Having left Elvis in search of a “normal life”, however, Thompson failed to find one in her marriage to Bruce Jenner, the Olympic gold medallist nicknamed ‘The World’s Greatest Athlete’. The couple had two sons, but in her 2016 memoir A Little Thing Called Life: On Loving Elvis Presley, Bruce Jenner and Songs In Between, Thompson described Jenner’s struggles with his gender identity, which led to Bruce publicly becoming Caitlyn in 2015.
Having divorced Jenner in 1986, Thompson married songwriter and producer David Foster in 1991. The couple wrote many songs together before their divorce in 2005, including I Have Nothing, which Whitney Houston sang in The Bodyguard. Today, Thompson claims to have found a contentment she wishes Elvis could have lived to share. “I think if we could have gone on to have a semi-normal life, he would have revelled in my life today, with my three little grandchildren,” she reflects. “There was a part of Elvis that cherished normalcy, but another part of him was off the rails. He was very dichotomous and paradoxical.”

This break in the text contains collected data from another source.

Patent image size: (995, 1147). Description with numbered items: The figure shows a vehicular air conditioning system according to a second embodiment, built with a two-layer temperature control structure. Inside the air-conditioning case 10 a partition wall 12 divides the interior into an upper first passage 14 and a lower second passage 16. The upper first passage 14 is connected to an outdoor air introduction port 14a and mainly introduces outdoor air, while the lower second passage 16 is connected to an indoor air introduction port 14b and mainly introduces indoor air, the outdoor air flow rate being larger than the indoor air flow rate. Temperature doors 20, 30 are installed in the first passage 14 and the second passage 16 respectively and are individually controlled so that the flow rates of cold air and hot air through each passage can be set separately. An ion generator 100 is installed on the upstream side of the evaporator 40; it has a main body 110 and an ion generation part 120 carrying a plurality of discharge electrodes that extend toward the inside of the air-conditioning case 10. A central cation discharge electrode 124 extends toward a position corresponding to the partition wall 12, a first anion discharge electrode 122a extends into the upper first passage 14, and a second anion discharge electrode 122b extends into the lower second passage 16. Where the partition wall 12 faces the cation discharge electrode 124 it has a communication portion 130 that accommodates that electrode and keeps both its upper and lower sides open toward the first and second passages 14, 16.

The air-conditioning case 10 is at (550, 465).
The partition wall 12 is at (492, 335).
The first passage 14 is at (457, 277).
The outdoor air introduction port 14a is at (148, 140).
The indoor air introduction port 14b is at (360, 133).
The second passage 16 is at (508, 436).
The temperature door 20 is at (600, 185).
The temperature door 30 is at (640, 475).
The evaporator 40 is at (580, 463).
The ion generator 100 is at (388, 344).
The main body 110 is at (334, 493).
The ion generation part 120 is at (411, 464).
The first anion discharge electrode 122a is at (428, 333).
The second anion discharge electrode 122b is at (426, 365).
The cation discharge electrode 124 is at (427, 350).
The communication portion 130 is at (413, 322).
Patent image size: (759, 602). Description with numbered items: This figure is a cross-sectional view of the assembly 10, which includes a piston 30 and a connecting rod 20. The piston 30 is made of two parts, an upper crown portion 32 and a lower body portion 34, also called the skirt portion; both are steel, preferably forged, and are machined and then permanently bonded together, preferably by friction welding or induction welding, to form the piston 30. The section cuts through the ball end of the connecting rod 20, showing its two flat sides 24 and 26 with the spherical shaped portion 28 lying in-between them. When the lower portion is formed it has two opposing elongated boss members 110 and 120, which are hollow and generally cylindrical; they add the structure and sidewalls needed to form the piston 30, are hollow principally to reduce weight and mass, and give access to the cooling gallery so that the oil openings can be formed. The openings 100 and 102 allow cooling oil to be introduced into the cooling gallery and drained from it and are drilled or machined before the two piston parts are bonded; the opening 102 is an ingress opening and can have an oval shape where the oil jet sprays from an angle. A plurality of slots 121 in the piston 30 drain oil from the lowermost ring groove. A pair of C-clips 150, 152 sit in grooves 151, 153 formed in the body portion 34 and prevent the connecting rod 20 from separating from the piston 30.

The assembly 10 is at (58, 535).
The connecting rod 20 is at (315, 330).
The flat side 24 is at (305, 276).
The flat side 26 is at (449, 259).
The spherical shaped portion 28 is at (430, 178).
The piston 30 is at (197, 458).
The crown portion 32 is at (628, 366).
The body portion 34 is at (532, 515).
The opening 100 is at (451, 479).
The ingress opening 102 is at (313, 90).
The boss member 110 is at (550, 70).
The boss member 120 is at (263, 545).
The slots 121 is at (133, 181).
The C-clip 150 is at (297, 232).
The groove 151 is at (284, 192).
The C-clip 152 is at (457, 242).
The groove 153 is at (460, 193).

Asked why the world still remembers Elvis so fondly, Thompson thanks his fans. “It’s a credit to their generosity of spirit that they remember his music, generosity and charisma, rather than his human problems.
“Elvis was an original and there are not many originals in the world. He changed the landscape of music, fashion and even morality. He brought a whole new dimension to our lives.”